His Holiness the Dalai Lama participating in a roundtable discussion with corporate CEOs in Vancouver, Canada on October 22, 2014. Photo/Jeremy Russell/OHHDL
The Vancouver Sun, 23 October 2014
OTTAWA — Prime Minister Stephen Harper won’t meet the Dalai Lama during his current visit to Canada.
However, one of the Conservative MPs attending a low-profile meeting with Tibet’s spiritual leader in Vancouver Friday said that decision shouldn’t be viewed as a snub.
A powerful cabinet contingent was expected at the event — Industry Minister James Moore and Revenue Minister Kerry-Lynne Findlay, both of B.C., and Employment Minister Jason Kenney — and about a dozen other MPs from all parties in the House, including several from the West Coast.

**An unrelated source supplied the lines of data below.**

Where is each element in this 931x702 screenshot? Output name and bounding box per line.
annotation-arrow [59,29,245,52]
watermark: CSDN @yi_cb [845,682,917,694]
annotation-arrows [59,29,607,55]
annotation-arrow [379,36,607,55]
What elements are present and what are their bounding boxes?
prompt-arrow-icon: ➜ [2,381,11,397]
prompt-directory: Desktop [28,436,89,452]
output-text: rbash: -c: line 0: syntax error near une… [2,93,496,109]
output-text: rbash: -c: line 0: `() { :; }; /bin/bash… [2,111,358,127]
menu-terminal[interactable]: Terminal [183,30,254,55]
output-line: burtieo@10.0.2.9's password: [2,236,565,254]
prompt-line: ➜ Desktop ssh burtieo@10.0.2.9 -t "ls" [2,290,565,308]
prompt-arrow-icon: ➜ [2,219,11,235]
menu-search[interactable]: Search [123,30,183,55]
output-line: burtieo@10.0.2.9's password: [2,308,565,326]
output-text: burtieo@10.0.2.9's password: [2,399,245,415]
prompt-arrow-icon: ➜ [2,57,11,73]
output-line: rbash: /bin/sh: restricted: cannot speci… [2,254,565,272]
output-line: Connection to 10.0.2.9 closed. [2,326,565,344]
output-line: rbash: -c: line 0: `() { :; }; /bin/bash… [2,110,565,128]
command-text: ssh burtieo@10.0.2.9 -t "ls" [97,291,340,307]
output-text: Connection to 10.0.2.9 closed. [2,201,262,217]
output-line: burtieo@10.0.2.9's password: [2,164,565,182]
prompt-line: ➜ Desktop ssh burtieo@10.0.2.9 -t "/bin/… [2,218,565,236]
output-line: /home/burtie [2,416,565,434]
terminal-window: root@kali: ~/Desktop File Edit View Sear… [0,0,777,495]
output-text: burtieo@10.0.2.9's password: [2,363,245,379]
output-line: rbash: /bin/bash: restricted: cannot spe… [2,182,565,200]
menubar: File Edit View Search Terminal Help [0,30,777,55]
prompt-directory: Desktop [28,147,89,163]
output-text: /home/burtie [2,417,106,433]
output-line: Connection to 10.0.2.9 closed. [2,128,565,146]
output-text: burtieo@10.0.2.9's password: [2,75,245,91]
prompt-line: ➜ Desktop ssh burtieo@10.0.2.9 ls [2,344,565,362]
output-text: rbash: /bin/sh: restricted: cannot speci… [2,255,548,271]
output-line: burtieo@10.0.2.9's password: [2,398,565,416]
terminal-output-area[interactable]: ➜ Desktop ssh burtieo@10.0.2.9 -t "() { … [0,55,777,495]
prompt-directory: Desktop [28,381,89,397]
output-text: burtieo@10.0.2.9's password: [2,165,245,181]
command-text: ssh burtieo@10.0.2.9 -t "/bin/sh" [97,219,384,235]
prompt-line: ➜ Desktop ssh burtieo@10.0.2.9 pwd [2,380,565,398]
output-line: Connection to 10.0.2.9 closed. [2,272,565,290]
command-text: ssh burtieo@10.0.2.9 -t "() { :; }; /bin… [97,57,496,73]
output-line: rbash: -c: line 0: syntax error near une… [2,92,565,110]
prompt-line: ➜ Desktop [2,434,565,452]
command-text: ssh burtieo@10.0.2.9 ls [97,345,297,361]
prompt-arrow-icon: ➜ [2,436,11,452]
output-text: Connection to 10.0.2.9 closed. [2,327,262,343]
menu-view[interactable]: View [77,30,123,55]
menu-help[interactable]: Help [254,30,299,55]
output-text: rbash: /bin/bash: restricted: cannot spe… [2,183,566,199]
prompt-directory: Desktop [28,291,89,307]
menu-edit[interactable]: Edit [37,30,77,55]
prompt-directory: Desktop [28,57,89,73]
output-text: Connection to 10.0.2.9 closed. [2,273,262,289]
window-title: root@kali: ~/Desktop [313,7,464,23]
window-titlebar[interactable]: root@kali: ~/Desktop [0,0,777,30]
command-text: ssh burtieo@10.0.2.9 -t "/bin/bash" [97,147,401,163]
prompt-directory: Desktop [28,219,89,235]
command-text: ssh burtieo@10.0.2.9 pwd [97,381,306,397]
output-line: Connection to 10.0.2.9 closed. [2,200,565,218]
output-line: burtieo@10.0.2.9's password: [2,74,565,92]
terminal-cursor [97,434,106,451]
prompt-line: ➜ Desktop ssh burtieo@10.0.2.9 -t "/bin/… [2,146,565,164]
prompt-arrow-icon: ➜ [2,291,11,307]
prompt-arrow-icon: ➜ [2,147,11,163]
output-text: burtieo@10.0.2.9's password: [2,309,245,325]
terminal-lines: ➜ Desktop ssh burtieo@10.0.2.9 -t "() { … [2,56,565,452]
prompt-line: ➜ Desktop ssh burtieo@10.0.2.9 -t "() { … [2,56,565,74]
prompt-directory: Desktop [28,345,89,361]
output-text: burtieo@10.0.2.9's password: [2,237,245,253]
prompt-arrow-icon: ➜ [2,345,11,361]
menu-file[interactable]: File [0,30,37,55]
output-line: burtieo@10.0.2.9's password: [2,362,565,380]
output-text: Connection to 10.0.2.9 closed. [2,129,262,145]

Canada, like other countries, has to balance human rights concerns in Tibet with China’s view that the Dalai Lama is a separatist and terrorist.

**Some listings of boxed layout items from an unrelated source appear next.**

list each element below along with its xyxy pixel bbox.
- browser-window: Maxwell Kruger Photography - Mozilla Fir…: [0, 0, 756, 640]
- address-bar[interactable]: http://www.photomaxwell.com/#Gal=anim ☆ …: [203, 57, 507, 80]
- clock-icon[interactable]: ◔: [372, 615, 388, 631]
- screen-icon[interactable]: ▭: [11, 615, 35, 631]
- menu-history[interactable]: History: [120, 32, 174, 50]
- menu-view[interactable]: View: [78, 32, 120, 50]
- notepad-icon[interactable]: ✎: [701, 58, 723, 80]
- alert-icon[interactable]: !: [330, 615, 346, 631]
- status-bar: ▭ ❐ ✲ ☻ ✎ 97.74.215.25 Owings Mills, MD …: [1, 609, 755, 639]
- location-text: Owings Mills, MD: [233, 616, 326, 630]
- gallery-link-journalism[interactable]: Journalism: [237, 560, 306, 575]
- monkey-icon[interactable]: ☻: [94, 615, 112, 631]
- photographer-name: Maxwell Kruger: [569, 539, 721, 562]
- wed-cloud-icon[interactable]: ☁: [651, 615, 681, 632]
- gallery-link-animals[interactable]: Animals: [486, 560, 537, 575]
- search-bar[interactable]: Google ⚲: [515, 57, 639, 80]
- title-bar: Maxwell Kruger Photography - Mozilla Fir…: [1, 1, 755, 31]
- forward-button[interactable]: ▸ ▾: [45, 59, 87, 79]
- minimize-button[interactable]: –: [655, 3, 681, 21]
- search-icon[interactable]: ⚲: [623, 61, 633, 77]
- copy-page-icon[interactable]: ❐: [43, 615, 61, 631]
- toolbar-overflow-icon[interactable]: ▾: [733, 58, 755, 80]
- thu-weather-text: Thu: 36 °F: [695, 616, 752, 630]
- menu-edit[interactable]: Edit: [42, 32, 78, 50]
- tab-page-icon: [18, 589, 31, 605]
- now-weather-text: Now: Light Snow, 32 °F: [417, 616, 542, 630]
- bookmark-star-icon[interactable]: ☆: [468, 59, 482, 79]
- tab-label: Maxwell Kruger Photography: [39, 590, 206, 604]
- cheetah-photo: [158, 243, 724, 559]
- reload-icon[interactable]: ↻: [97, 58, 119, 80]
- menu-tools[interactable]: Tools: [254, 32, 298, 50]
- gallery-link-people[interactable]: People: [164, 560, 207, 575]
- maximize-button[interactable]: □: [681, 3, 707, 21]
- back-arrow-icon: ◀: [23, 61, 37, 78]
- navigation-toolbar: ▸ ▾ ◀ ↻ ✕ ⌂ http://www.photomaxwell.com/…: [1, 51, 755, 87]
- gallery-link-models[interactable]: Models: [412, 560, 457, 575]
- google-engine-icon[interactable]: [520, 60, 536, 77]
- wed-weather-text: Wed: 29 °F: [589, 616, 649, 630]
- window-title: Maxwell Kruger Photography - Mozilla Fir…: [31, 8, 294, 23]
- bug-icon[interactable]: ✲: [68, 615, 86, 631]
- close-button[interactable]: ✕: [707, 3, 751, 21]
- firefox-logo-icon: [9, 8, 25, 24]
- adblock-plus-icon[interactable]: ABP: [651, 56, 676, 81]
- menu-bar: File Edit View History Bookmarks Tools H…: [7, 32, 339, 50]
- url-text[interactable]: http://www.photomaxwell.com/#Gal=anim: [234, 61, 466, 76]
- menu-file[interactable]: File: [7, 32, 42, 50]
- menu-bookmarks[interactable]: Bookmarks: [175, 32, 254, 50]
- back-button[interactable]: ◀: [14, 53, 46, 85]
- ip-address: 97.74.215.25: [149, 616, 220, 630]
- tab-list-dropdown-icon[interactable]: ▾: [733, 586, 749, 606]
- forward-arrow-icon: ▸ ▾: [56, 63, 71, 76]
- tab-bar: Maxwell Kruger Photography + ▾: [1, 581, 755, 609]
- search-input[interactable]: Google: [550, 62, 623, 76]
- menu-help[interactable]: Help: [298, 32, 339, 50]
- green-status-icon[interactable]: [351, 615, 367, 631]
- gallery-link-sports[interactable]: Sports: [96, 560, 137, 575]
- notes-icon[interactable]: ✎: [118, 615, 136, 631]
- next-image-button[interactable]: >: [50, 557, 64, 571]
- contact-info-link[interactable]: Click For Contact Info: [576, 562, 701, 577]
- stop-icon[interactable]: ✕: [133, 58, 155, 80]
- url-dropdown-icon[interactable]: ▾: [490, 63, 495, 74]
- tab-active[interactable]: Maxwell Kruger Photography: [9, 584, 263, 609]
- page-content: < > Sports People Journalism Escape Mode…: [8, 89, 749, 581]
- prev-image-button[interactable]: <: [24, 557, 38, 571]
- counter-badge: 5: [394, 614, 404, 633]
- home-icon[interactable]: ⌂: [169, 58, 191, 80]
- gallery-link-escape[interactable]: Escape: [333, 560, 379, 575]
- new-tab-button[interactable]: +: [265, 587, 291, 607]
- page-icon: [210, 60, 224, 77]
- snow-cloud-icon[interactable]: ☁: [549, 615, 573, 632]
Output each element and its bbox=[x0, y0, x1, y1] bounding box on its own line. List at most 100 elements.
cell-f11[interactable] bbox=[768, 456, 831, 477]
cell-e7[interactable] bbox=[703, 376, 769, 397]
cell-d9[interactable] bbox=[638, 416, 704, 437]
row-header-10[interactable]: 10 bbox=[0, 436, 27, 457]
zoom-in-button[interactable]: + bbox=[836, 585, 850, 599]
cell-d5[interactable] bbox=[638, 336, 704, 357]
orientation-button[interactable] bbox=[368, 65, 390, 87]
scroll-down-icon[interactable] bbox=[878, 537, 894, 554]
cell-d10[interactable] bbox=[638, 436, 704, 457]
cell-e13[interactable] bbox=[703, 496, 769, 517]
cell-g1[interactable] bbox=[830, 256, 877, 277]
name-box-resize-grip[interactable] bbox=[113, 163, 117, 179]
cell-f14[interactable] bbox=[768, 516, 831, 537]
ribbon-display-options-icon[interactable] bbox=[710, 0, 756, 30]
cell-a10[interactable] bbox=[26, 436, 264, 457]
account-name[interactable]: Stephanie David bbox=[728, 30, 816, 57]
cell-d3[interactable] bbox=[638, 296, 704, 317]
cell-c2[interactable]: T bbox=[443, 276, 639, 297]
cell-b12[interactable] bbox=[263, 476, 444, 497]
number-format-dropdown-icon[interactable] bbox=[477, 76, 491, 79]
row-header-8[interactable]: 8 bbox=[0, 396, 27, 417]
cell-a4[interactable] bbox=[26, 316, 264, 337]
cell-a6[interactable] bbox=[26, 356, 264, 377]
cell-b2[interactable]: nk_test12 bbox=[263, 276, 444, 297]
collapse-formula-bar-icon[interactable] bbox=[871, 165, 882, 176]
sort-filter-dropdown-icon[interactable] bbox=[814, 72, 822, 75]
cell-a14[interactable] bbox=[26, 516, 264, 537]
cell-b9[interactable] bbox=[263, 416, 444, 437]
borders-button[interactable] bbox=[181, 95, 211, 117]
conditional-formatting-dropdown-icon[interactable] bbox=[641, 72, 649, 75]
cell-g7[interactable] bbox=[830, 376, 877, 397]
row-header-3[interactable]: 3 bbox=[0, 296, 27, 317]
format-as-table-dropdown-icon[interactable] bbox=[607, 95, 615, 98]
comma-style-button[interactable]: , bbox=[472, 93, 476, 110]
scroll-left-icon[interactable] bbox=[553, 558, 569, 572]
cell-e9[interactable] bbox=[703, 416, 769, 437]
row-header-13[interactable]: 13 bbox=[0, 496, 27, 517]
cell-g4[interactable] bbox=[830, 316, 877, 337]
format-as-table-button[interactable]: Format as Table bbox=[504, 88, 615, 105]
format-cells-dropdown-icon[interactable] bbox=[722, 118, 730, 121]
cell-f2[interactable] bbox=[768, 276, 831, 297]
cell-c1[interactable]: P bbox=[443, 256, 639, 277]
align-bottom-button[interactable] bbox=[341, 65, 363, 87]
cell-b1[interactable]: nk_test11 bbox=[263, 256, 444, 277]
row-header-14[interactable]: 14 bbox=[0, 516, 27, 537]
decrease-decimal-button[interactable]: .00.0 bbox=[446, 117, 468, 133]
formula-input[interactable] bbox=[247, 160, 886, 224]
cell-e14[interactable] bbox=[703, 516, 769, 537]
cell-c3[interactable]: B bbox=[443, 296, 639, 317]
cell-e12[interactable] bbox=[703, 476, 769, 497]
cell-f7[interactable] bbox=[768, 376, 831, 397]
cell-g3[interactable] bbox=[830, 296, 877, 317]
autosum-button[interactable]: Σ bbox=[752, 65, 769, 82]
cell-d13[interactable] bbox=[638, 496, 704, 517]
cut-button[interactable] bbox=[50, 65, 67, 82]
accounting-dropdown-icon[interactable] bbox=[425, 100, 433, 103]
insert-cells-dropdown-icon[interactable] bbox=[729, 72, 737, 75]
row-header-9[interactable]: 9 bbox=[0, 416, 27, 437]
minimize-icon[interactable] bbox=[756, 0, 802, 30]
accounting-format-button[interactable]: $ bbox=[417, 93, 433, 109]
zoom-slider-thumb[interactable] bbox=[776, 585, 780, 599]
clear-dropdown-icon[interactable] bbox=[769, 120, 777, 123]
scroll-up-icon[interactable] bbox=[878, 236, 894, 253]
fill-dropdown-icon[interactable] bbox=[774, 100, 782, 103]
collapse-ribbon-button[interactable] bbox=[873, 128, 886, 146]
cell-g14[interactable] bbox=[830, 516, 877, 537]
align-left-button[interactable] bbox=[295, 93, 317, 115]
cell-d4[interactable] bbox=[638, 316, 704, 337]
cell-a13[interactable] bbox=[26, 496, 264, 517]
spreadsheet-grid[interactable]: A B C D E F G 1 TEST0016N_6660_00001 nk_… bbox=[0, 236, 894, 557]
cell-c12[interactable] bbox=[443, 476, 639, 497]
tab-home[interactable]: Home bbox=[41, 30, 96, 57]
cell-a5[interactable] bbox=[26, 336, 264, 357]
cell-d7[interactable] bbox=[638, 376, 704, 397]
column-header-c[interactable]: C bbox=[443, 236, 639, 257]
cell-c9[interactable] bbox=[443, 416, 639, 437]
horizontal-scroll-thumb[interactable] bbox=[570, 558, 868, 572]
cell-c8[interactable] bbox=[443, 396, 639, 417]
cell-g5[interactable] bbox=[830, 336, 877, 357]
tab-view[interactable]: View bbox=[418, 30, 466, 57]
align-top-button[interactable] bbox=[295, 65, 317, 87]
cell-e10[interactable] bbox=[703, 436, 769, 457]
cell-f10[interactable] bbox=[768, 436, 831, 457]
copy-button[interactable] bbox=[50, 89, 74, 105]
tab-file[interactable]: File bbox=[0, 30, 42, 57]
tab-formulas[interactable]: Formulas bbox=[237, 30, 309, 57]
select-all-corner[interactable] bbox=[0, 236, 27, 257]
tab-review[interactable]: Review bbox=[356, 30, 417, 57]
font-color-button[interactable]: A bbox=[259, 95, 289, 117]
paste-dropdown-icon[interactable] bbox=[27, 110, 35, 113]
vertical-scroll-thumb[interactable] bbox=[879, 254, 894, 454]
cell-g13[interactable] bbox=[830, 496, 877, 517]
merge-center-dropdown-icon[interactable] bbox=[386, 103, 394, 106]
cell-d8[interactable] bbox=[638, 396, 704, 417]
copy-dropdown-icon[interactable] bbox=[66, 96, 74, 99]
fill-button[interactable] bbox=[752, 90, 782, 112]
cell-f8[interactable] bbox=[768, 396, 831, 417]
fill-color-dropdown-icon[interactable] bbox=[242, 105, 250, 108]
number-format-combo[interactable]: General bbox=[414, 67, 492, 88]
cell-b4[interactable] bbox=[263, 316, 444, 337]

China claims it “peacefully liberated” Tibet when it occupied the region in 1950, but rights groups and exiles accuse Beijing of brutally repressing Tibetan culture and language.

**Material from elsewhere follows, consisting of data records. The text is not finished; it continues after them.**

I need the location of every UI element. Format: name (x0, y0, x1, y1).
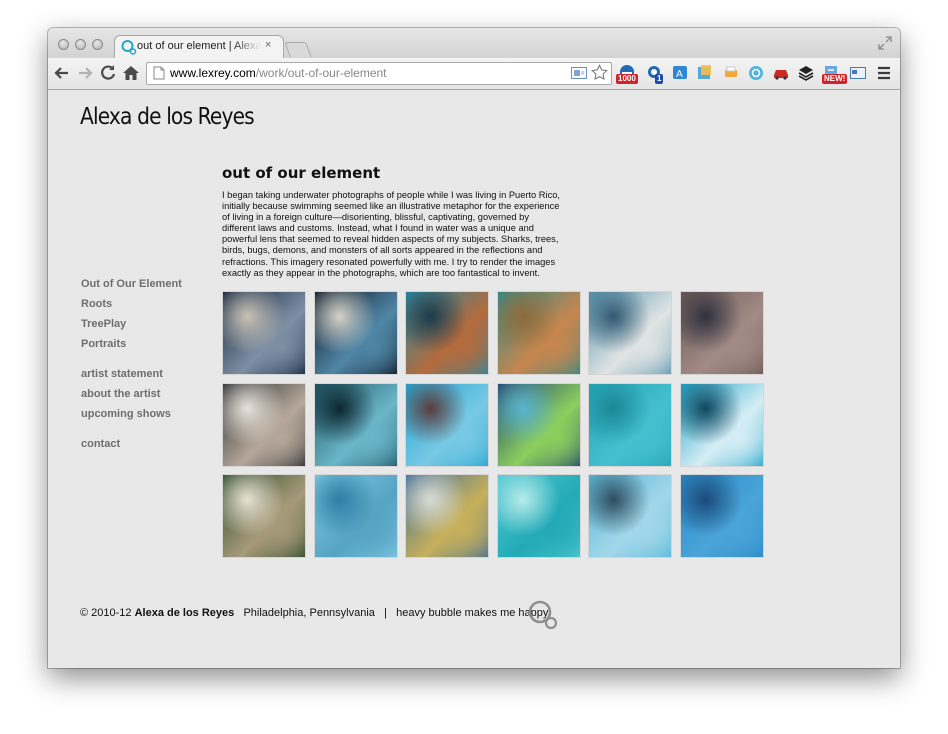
thumbnail-grid (223, 292, 767, 560)
extension-badge-count: 1 (655, 74, 664, 84)
translate-page-icon[interactable] (571, 67, 587, 79)
window-extension-icon[interactable] (849, 64, 867, 82)
red-car-extension-icon[interactable] (772, 64, 790, 82)
nav-item-out-of-our-element[interactable]: Out of Our Element (81, 278, 182, 290)
photo-thumbnail[interactable] (589, 475, 671, 557)
stacks-extension-icon[interactable] (696, 64, 714, 82)
photo-thumbnail[interactable] (315, 384, 397, 466)
footer: © 2010-12 Alexa de los Reyes Philadelphi… (80, 607, 548, 619)
translate-extension-icon[interactable]: A (672, 64, 690, 82)
footer-artist-name: Alexa de los Reyes (134, 607, 235, 619)
extension-badge-count: 1000 (616, 74, 638, 84)
nav-item-artist-statement[interactable]: artist statement (81, 368, 163, 380)
photo-thumbnail[interactable] (589, 292, 671, 374)
photo-thumbnail[interactable] (498, 384, 580, 466)
nav-item-roots[interactable]: Roots (81, 298, 112, 310)
fullscreen-icon[interactable] (878, 36, 892, 50)
nav-item-upcoming-shows[interactable]: upcoming shows (81, 408, 171, 420)
photo-thumbnail[interactable] (589, 384, 671, 466)
extension-badge-new: NEW! (822, 74, 848, 84)
site-title[interactable]: Alexa de los Reyes (80, 104, 255, 130)
heavy-bubble-logo-icon[interactable] (526, 598, 560, 632)
minimize-window-button[interactable] (75, 39, 86, 50)
photo-thumbnail[interactable] (681, 292, 763, 374)
back-arrow-icon[interactable] (52, 63, 72, 83)
browser-window: out of our element | Alexa de los Reyes … (48, 28, 900, 668)
nav-item-treeplay[interactable]: TreePlay (81, 318, 126, 330)
print-extension-icon[interactable] (722, 64, 740, 82)
footer-location: Philadelphia, Pennsylvania (243, 607, 375, 619)
photo-thumbnail[interactable] (315, 475, 397, 557)
site-favicon-icon (121, 40, 137, 55)
tab-close-icon[interactable]: × (265, 39, 271, 51)
nav-item-contact[interactable]: contact (81, 438, 120, 450)
layers-extension-icon[interactable] (797, 64, 815, 82)
browser-toolbar: www.lexrey.com/work/out-of-our-element 1… (48, 58, 900, 90)
photo-thumbnail[interactable] (406, 292, 488, 374)
reload-icon[interactable] (98, 63, 118, 83)
svg-text:A: A (676, 69, 683, 80)
photo-thumbnail[interactable] (681, 475, 763, 557)
home-icon[interactable] (121, 63, 141, 83)
work-title: out of our element (222, 164, 381, 182)
page-icon (153, 66, 165, 80)
footer-copyright: © 2010-12 (80, 607, 132, 619)
menu-icon[interactable] (875, 64, 893, 82)
browser-tab[interactable]: out of our element | Alexa de los Reyes … (114, 35, 284, 59)
photo-thumbnail[interactable] (406, 384, 488, 466)
photo-thumbnail[interactable] (223, 292, 305, 374)
footer-separator: | (384, 607, 387, 619)
url-text[interactable]: www.lexrey.com/work/out-of-our-element (170, 66, 387, 80)
nav-item-about-the-artist[interactable]: about the artist (81, 388, 160, 400)
photo-thumbnail[interactable] (498, 292, 580, 374)
address-bar[interactable]: www.lexrey.com/work/out-of-our-element (146, 62, 612, 85)
photo-thumbnail[interactable] (315, 292, 397, 374)
zoom-window-button[interactable] (92, 39, 103, 50)
photo-thumbnail[interactable] (681, 384, 763, 466)
sync-extension-icon[interactable] (747, 64, 765, 82)
nav-item-portraits[interactable]: Portraits (81, 338, 126, 350)
notifier-extension-icon[interactable]: 1 (646, 64, 664, 84)
close-window-button[interactable] (58, 39, 69, 50)
forward-arrow-icon[interactable] (75, 63, 95, 83)
mail-checker-extension-icon[interactable]: 1000 (616, 64, 638, 84)
work-description: I began taking underwater photographs of… (222, 190, 560, 278)
photo-thumbnail[interactable] (223, 384, 305, 466)
photo-thumbnail[interactable] (223, 475, 305, 557)
bookmark-star-icon[interactable] (591, 64, 608, 81)
photo-thumbnail[interactable] (498, 475, 580, 557)
new-extension-icon[interactable]: NEW! (822, 64, 848, 84)
new-tab-button[interactable] (284, 42, 312, 57)
photo-thumbnail[interactable] (406, 475, 488, 557)
web-page: Alexa de los Reyes Out of Our Element Ro… (48, 90, 900, 668)
title-bar: out of our element | Alexa de los Reyes … (48, 28, 900, 59)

Ontario Conservative MP Bernard Trottier, chairman of Parliamentary Friends of Tibet, said Harper’s absence does not mean Canada is joining other global leaders in snubbing the Nobel Peace Prize laureate.
“We (Conservative MPs in the delegation) are there with his (Harper’s) blessings, he’s well aware that we’re doing this,” Trottier told The Vancouver Sun shortly before boarding his flight to the West Coast.
“But then again it’s not a government initiative, it’s a parliamentary initiative,” he hastily added.
Stephen Lecce, spokesman for the prime minister, said Harper has met with the Dalai Lama in 2007 and 2012. Trottier noted that no other Canadian leader invited the Dalai Lama to the prime minister’s office, as Harper did in both meetings.
“While the Prime Minister has had the opportunity to meet the Dalai Lama over the past years, he has no plans to meet him this week,” Lecce said.
Trottier said China’s aggressive pressuring of western governments to avoid the Dalai Lama hasn’t influenced the government’s views on how China treats Tibetans.
“Our position as parliamentarians and as a government is that they should have the right to exercise their religious freedom,” he said. “We’re not advocating independence, we’re saying there should be some form of autonomy within Tibet so their unique culture and religious freedoms can be exercised.
A 2010 study by two European academics suggests that countries that have given the Dalai Lama a high-profile reception pay the price. When a head of state or government meets the Dalai Lama, their country’s exports to China drop by at least 8.1 per cent for the next two years, concluded authors Andreas Fuchs and Nils-Hendrik Klann.
Foreign Policy magazine reported earlier this year that there has been a steep decline in the number of government leaders around the world who are willing to risk China’s wrath. In 2000 nine heads of state met privately with him, and the following there 11 did, but the total has steadily declined and there was just one in 2014, according to the magazine.
France, the United Kingdom, Denmark, and Norway are among the countries that have snubbed him.
“The Dalai Lama used to be the guy everyone wanted at their party. But since China’s emergence as an economic superpower, he’s become an awkward guest to invite,” the online news service GlobalPost reported last month.